The most famous use of the horse chestnut seed is in the game of conkers. Conkers is a traditional children's game using the seed of the horse chestnut tree. The game is played by two players, each with a conker threaded onto a piece of string: they take turns striking each other's conker until one breaks. The first record of the game is from the Isle of Wight in 1848.


At one corner of the Plantation is a notable memorial fountain. It is a Grade II listed building, dated 1875, designed by William Burges and erected for Sir J.M. Steele Graves. William Burges (1827-1881) was a Victorian architect who is reputed to be one of the greatest Victorian art-architectural artists. His work stands within the tradition of the Gothic revival.


The fountain is made of grey, ashlar (meaning finely cut) sandstone, and has a pointed gable with inset Gothic arch. At the rear of the inset it is decorated with three roundels of white marble. The central roundel shows the arms of the Graves family, the other two the carved heads of the patron and his daughter Mrs. Bowen Graves. There is a Lion head spout with a memorial inscription either side below the inset arch.

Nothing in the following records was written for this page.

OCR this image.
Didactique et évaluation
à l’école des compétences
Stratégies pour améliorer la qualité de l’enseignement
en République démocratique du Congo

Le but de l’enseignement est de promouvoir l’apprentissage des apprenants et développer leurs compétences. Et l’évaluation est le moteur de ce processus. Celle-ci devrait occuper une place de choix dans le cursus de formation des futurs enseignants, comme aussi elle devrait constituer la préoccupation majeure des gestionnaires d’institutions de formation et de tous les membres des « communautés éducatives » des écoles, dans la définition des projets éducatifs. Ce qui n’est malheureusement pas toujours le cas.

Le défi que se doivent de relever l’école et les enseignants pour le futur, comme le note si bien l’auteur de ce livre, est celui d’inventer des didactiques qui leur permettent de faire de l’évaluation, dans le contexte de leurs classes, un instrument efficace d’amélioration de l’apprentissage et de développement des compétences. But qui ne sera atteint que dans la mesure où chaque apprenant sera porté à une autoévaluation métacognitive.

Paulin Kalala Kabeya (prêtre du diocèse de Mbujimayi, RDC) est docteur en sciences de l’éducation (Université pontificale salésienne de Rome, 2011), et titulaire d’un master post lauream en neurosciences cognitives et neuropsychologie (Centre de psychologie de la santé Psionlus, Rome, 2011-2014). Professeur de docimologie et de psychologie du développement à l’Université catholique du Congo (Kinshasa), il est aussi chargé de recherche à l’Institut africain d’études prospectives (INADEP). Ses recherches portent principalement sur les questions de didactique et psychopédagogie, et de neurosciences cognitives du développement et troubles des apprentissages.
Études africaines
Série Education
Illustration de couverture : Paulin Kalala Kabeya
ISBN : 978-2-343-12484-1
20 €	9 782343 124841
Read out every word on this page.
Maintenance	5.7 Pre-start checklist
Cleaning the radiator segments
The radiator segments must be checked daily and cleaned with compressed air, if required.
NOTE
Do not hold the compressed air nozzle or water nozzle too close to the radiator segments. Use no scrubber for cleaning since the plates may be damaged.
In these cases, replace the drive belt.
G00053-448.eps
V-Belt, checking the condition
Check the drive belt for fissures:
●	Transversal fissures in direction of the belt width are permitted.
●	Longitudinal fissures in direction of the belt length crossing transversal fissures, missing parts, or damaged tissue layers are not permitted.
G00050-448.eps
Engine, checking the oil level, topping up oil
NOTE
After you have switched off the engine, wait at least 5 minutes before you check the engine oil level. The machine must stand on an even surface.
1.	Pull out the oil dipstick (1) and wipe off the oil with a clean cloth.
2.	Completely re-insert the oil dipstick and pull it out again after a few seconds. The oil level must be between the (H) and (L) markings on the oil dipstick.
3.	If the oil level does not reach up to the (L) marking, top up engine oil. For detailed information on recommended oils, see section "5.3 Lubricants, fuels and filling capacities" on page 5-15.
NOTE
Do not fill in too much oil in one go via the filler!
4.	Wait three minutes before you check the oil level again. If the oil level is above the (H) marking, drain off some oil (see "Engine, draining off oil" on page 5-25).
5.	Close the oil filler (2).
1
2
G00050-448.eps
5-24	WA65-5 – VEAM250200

The inscription on the fountain reads “The Water was brought into this Village in the year 1875 the Fountain built in Memory of Sir J M Steele Graves Bart and of his Daughter Mrs Bowen Graves who lie in the Church yard of this Parish”.


Sir J M Steele Graves was the son of Sir Richard Steele of Winchcombe but added Graves to his name after his marriage to Elizabeth Graves in 1839. She had inherited the Mickleton Manor estate in 1819 at the age of two, was the daughter of John Graves of Mickleton and as such a descendent of Richard Graves who had purchased the Manor from Edward Fisher in 1656.